Concert Review | Kurt Vile at the Pumpehuset
A little like Pumpehuset, the venue of his concert tonight, Kurt Vile sort of slips under the radar when it comes to music. Understated, unbeknown – call it what you will – but the Philadelphian guitarist and songwriter’s tunes, penned both as a solo act and with his band the Violaters, have seemed to stay low-key and retain their indie edge whilst gaining a sizeable following. He arrives in Copenhagen on a Saturday night to a cultish crowd who are sure to be feverish about the talented man and musician – one who often exhibits two distinct sides to his personality through his music. Which will we see this evening?
Danish band Petrus Katell slip the night’s proceedings into gear with their expansive yet parochial brand of folk rock. Per Løkkegaard and crew, in what turns out to be an enchanting set, despatch spacious, resonating percussion and Fleet Foxes-esque harmonies. Turning Pumpehuset’s stage into a church pulpit, their music shakes the soul, no doubt loosening the audience’s blood vessels ready for the main man later.
Saying that though, Petrus Katell have arrived as much to share the occasion with Kurt Vila as to support him. They could be a headline act.
When Vile and company do take to the stage, the ‘blood, sweat and tears’ rock ‘n’ roll that characterised their early music – as well as that of Vile’s first band, The War on Drugs – is evident. Long-haired musicians instigate a torrent of guitar riffs and drums: riffs which, were they played on a moving boat, would throw the whole vessel and its crew viciously from side to side.
The audience is in raptures. This early show not only means a hell-raising set introduction, but also that the more stripped-down, desperate acoustics of Vile’s latter solo stuff are to follow.

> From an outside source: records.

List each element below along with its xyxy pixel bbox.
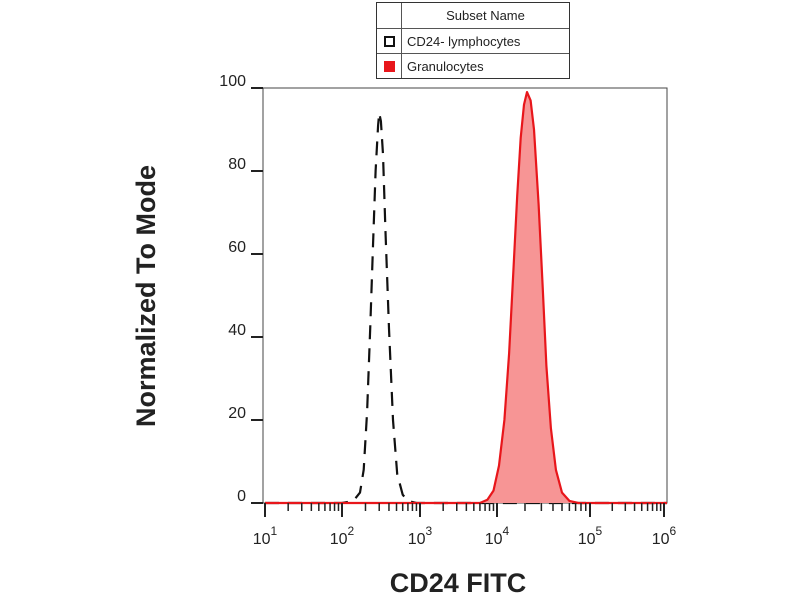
y-axis-title: Normalized To Mode [131, 165, 161, 427]
x-tick-label: 105 [578, 524, 603, 548]
x-tick-label: 103 [408, 524, 433, 548]
y-tick-label: 0 [237, 488, 246, 505]
legend-item-granulocytes: Granulocytes [377, 53, 569, 78]
y-tick-label: 100 [219, 73, 246, 90]
series-layer [265, 91, 667, 505]
x-tick-label: 102 [330, 524, 355, 548]
series-line-granulocytes [265, 91, 667, 505]
x-tick-label: 106 [652, 524, 677, 548]
series-line-cd24-lymphocytes [265, 112, 667, 505]
plot-frame [262, 87, 668, 504]
outline-swatch-icon [383, 35, 395, 47]
x-tick-label: 104 [485, 524, 510, 548]
legend-item-label: Granulocytes [407, 58, 484, 74]
y-tick-label: 60 [228, 239, 246, 256]
y-tick-label: 80 [228, 156, 246, 173]
y-tick-label: 20 [228, 405, 246, 422]
filled-swatch-icon [383, 60, 395, 72]
x-tick-label: 101 [253, 524, 278, 548]
legend-item-label: CD24- lymphocytes [407, 33, 521, 49]
legend-title: Subset Name [446, 8, 525, 23]
legend: Subset Name CD24- lymphocytes Granulocyt… [376, 2, 570, 79]
plot-area [262, 87, 668, 504]
y-tick-label: 40 [228, 322, 246, 339]
x-axis-title: CD24 FITC [390, 568, 527, 598]
legend-item-lymphocytes: CD24- lymphocytes [377, 28, 569, 53]
axes-layer: 0 20 40 60 80 100 101 102 103 104 105 106 [219, 73, 676, 548]
legend-header: Subset Name [377, 3, 569, 28]
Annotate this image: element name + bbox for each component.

And, sure enough, as the gig crosses the midway mark, Vile is left alone on stage with his guitar for a restless rendition of ‘Peeping Tomboy’. The lyric “I don’t wanna change, but I don’t wanna stay the same” is indicative of a sentiment surely shared by most of the single-generation onlookers: a feeling of loose-endishness and wayward indecision endemic in modern society.
Vile, playing beautifully, moves onto songs such as the timidly sardonic ‘Society is My Friend’ and ‘Ghost Town’, the latter turning out to be the show’s climax, with the reassembled backing band knocking out accomplished licks and beats and the mood being taken in yet another direction.
This, in a nutshell, is what Kurt Vile is all about: a tour de force of mood, angst and musical mastery. Saturday night’s gig proved that, in this day and age of contrived, big-budget entertainment franchises, that not all is lost in aesthetic. There’s still room for someone to keep their swathes of fans hooked just by being their unedited selves.